Roy came in late to the Comics Grinder offices and dropped off his latest offering. He smiled his wry little smile and said, “You and your ontology issues!”
What about my ontology issues? When did I tell him?
Issues about ontology don’t get discussed much outside of certain circles. Stray away from these rarefied circles that are invested in such discussion and you could go years, maybe a whole lifetime, without ever needing to concern yourself ever again with that tiresome chit chat often foisted upon someone who enjoys reading by someone who fancies themselves no mere book lover but someone superior, someone who regularly uses the word, ontology!
This type most likely wears a beret, or perhaps a cloak, maybe nurtures an odd facial expression, or sports a baffling attempt at an English accent. Where are the true believers, sans the affectation, that make me want to go back to thoughts of ontology? Well, how about Manuel Lima? Yeah, how about Manuel Lima!
Manuel Lima. Ah, yes, he’s the new Edward Tufte. You know, the pioneer of data visualization! Tufte is the guy who created and popularized the colorful graphs, charts, and dazzling configurations of data that demonstrate, at a glance, such things as how stupid Napoleon was to invade Russia. Lima picks up where Tufte left off and has taken data visualization to the next level, per se.

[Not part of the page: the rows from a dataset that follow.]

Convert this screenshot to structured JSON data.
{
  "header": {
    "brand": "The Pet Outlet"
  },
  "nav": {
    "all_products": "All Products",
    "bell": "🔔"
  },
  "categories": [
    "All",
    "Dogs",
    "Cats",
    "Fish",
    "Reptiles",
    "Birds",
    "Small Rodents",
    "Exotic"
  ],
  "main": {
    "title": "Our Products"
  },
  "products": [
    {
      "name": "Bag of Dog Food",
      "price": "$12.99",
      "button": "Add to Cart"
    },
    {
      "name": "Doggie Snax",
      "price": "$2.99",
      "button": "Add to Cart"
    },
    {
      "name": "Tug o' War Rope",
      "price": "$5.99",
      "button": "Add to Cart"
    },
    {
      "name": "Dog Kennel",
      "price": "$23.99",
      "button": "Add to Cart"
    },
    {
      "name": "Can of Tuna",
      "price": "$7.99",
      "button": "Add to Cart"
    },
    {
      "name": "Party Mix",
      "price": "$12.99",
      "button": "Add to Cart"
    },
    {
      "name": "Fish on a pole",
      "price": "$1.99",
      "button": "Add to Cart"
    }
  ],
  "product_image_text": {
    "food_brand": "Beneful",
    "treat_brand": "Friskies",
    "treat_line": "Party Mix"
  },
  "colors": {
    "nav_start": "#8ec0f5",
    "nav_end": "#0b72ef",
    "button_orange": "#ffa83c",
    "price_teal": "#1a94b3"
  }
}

Is it art? Yes! Lima is something of an artist, the next generation to create and continue to popularize these weird infographics we’re supposed to be so enamored with. “The Book of Trees” was released this month. This is a follow-up to his critically acclaimed book from 2011, “Visual Complexity: Mapping Patterns of Information.” For this new book, the synthesizing of information overload finds the perfect model in the humble tree. We come to see how everything old is new again.

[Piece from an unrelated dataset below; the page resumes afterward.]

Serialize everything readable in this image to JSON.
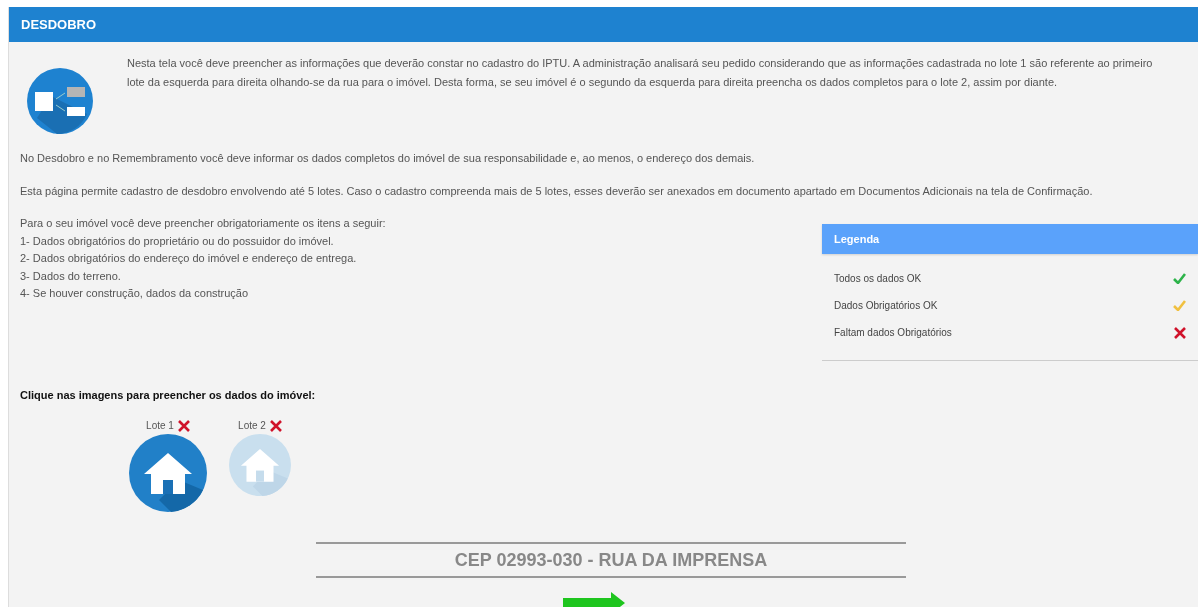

Lima shares with us much of what has inspired him: how artists over the ages have dealt with data. It’s not too far removed from how we clever contemporary souls like to see it presented. Stop and contemplate the art of Loyset Liedet (1420-79) who painted family trees with each ancestor quite literally seated at their assigned spot on a branch.
As I stop and contemplate this rather strange image, I can imagine a really good TED Talk showcasing it, something about dealing with the shock of the new by way of the shock of the old.
But literal family trees are only the beginning. The name of the game is seeking clarity, in terms of ontology, the search for the meaning of reality, of existence, as expressed by Aristotle. What is the essence of this or that thing or being? It takes on the aura of a noble pursuit, does it not? And it is a quite a noble pursuit. And so, with our purpose clear, we find in this marvelous book example upon example of how trees can help make the world more clear to us.
But trees have complex branches and, as we clearly see with each passing era, those branches get more and more complex. Ironically, it becomes more of a challenge to see the data for all the branches! But they are beautiful to behold like an example of a hyperbolic tree from 2007 by Werner Randelshofer, “Treeviz.” It shows the usage patterns of an e-learning and file-sharing platform hosting one million files. Why should you care about something like that? Sometimes, art is never having to ask.